Saturday, April 29, 2017

Talking Tribeca: The Exception

I’ve had the pleasure of screening a number of selections from this year’s Tribeca Film Festival, which takes place April 19th-April 30th.

The Exception
Directed by David Leveaux
Festival Screenings

Most films contain more than one storyline. At the very least, there may be multiple characters, all of whom play a central role and whose individual plotlines diverge as the film progresses, likely ultimately culminating towards the end of the film when everything comes together.
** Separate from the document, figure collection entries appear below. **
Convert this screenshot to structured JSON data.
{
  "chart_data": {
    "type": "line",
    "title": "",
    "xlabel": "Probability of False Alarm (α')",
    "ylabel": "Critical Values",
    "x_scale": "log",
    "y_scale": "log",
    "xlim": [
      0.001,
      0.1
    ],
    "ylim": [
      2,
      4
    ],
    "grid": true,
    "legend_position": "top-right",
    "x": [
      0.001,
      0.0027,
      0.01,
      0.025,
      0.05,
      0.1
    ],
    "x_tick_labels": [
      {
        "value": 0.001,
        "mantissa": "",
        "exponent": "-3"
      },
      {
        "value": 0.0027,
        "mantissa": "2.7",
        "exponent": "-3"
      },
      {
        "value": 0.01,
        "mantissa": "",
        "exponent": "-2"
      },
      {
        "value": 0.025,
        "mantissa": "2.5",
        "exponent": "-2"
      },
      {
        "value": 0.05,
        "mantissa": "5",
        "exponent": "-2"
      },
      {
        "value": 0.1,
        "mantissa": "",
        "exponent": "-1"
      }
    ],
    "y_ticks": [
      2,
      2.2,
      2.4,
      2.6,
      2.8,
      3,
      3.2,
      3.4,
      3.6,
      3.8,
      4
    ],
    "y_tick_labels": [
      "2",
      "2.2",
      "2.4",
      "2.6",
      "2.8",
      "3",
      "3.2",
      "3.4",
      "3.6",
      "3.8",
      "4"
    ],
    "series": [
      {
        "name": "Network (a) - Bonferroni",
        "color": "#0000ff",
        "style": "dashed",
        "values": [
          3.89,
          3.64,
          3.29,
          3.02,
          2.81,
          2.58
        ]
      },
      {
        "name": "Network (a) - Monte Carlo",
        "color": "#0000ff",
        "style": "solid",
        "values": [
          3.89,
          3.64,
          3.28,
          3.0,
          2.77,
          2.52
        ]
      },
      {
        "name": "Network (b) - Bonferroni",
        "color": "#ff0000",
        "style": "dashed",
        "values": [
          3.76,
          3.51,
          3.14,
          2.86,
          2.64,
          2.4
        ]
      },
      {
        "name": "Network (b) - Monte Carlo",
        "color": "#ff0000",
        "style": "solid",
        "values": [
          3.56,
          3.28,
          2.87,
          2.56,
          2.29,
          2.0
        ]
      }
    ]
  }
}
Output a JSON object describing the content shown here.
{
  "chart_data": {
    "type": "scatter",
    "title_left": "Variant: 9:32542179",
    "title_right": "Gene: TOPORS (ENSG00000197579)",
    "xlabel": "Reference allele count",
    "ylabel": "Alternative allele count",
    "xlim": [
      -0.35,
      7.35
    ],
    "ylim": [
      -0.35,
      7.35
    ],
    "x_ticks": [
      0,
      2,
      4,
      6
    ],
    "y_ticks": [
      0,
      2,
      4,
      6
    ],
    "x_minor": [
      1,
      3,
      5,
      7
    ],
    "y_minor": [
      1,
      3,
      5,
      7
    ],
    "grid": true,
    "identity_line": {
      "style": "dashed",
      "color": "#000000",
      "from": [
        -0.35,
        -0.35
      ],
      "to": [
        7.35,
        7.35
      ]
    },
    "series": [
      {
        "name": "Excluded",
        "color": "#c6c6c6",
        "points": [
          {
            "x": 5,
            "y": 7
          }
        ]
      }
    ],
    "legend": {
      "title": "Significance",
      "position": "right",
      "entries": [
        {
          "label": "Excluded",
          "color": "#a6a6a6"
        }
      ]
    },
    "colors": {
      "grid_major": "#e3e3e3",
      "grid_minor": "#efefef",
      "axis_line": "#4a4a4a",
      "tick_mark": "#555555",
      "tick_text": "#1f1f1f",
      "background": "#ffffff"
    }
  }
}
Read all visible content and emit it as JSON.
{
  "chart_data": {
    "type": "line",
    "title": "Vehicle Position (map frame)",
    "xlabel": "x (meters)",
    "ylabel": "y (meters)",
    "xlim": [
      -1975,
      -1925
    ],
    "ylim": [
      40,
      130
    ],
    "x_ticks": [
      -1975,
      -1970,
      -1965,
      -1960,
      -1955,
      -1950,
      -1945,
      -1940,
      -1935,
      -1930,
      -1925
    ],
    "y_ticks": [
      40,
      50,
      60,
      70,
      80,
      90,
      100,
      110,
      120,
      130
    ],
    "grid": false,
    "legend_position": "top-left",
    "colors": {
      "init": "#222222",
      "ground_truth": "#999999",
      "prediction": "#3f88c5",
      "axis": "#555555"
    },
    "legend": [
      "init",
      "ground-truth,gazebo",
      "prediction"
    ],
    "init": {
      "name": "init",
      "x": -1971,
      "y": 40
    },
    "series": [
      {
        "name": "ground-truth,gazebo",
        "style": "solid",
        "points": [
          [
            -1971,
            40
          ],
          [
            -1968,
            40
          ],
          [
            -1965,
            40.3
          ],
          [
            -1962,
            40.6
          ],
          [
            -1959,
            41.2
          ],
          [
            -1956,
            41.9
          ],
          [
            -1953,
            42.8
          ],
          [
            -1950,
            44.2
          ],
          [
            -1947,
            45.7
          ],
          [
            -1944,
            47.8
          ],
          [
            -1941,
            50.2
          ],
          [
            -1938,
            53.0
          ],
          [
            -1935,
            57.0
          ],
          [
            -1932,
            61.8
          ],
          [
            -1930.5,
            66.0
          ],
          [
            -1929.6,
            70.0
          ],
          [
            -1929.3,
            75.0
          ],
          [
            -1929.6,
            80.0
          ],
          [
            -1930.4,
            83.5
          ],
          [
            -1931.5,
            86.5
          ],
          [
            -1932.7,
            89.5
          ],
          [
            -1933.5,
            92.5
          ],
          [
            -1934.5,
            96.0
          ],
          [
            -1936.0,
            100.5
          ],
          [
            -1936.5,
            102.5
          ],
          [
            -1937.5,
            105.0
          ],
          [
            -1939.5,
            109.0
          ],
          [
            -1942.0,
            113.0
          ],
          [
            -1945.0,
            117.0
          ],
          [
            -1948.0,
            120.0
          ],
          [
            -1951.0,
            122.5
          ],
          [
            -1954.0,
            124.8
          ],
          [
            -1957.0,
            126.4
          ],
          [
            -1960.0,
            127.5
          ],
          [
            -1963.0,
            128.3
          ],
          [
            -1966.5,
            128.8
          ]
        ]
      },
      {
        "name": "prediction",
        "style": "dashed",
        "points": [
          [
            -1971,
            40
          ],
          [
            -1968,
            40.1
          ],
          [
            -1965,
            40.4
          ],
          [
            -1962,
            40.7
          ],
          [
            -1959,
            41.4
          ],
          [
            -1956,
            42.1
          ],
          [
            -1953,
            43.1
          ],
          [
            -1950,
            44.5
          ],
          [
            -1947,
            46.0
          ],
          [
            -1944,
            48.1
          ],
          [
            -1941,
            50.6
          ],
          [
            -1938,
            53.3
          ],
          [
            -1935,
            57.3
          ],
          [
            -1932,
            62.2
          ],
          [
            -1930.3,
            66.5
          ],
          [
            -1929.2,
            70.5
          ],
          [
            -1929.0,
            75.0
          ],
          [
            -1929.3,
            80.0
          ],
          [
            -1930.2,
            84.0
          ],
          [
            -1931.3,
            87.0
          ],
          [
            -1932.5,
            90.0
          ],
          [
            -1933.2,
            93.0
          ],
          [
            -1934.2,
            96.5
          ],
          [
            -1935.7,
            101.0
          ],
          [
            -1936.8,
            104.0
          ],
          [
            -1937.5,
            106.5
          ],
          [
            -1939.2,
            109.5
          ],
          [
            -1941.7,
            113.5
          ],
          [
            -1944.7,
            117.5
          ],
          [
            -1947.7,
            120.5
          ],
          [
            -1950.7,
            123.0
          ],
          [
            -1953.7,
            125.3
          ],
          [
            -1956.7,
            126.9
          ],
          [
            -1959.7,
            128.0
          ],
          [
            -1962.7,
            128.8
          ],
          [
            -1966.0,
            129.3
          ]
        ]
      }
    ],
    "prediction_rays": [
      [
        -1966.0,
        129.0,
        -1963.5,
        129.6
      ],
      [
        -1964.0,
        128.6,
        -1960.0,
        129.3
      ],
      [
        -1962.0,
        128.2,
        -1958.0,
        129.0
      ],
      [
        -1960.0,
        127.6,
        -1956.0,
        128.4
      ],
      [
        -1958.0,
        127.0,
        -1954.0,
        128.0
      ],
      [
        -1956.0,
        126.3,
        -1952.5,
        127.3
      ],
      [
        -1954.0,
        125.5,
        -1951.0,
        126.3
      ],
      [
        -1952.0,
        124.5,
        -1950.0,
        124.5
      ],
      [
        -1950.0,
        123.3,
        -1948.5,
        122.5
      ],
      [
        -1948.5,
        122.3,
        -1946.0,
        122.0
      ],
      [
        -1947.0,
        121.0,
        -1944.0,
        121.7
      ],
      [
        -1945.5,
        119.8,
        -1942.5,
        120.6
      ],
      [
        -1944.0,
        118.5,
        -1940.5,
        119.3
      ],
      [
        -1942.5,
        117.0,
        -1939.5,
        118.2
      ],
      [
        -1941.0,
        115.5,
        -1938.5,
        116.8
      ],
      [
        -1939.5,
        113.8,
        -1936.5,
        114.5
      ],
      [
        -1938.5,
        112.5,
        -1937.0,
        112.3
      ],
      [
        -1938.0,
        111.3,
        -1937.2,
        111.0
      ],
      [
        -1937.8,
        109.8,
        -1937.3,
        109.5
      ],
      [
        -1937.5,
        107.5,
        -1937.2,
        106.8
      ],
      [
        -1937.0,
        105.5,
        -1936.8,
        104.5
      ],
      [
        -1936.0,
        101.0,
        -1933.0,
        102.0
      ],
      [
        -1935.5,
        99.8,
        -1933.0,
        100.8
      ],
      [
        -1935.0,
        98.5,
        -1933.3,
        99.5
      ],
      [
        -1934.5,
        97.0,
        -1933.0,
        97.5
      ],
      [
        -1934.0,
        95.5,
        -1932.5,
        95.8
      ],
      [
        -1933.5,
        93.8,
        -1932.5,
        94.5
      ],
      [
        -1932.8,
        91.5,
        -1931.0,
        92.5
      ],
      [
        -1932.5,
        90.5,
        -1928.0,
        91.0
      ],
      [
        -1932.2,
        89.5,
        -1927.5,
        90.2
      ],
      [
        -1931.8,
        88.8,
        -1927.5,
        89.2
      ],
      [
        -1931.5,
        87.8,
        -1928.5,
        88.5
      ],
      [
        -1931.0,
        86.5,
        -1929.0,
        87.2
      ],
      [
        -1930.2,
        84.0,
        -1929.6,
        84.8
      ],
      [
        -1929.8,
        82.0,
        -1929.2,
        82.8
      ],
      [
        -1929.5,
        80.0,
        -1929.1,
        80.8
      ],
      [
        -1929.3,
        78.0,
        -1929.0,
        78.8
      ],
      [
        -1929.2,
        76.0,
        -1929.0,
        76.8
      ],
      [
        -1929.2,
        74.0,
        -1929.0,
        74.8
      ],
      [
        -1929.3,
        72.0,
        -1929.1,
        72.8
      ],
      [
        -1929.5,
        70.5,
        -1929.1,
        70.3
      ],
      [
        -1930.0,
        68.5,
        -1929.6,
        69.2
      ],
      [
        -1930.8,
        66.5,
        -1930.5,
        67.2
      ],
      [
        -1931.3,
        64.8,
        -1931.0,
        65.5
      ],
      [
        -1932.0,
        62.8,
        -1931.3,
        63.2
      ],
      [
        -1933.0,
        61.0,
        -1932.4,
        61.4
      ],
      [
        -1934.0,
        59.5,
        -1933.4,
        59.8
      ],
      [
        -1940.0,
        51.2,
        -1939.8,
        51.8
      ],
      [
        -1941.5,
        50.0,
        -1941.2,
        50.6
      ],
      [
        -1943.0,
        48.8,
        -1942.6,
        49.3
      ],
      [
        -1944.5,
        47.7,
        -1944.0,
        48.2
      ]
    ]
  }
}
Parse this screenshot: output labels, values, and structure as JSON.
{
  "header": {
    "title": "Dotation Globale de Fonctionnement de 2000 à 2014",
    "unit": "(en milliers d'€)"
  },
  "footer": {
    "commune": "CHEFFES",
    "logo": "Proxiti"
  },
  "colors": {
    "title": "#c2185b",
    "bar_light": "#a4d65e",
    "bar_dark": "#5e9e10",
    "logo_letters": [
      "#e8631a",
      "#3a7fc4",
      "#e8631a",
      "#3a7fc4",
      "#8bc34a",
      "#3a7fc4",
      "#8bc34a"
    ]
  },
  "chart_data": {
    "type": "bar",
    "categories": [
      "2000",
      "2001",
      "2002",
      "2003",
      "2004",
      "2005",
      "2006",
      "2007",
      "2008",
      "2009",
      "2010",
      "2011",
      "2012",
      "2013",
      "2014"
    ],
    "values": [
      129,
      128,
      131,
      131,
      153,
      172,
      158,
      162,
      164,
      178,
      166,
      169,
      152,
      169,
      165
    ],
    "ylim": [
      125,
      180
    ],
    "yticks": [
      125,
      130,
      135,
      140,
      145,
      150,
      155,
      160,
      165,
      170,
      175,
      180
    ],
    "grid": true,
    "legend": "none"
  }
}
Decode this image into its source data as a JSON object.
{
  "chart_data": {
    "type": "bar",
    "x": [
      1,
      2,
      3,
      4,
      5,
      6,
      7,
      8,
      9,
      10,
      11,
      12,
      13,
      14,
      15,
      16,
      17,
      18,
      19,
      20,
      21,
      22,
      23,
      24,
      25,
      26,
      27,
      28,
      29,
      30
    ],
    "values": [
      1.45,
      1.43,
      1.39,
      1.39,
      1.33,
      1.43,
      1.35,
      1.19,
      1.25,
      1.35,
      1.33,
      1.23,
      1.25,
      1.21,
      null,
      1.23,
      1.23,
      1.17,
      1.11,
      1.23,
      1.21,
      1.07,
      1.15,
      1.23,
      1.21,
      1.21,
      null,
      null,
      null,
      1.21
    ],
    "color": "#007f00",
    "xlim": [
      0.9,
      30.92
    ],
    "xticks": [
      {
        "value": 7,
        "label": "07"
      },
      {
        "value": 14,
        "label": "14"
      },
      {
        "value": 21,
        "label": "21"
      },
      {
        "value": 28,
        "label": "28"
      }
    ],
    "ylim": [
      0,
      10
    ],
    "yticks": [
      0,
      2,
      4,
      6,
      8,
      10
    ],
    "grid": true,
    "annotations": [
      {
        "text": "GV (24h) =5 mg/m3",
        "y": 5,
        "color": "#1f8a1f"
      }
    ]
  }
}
In those cases, it’s fair to assume that one part or element may be stronger than the others, and it could even be that the film as a whole might have been better had it focused solely or more intensively on its more compelling assets.

Captain Stefan Brandt (Jai Courtney) is a Nazi officer who, after an unexplained incident, is transferred to Holland to serve as the head of the guard for the exiled former ruler of Germany, Kaiser Wilhelm II (Christopher Plummer). While there, Brandt meets Wilhelm’s wife Hermine (Janet McTeer), who is eager to see her husband returned to the throne, Colonel Sigurd von Ilsemann (Ben Daniels), Wilhelm’s loyal aide, and Mieke de Jong (Lily James), a newly hired maid. As Brandt builds a close but forbidden relationship with Mieke, he is tasked with finding the spy operating within Wilhelm’s complex, an assignment that proves to be more difficult than expected when he discovers the spy’s identity.

The Nazi captain’s affair with the maid who harbors secrets takes center stage in the film’s setup and even serves as the reason for its title - Brandt is the exception, a good man who wears the Nazi uniform. Yet that love story with all of its complexities isn’t what makes this film appealing. Instead, it’s the spotlighting of a deposed ruler, one who has been in exile for so long that he is no longer used to communication with the outside world, let alone a regime which punishes negative language about its commanders or policies with unforgiving efficiency. To see how Wilhelm operates and how he interacts on a daily basis with his inner circle and with visitors is immensely interesting.

Plummer, who won an Oscar in 2011 for “Beginners” and is now eighty-seven years old, received a well-deserved standing ovation and plenty of respect at the U.S. premiere of this film at Tribeca. His turn as Wilhelm is full of emotion and intensity, and it’s wonderful to see that Plummer shows no signs of slowing down this decade. McTeer and Daniels provide ample support, with Courtney and James doing their best to steer a less-than-enthralling subplot mistaken for the main focus of this film. This film, best described as a fictional historical drama, will be most remembered for Plummer’s performance and the strength of the character he portrays.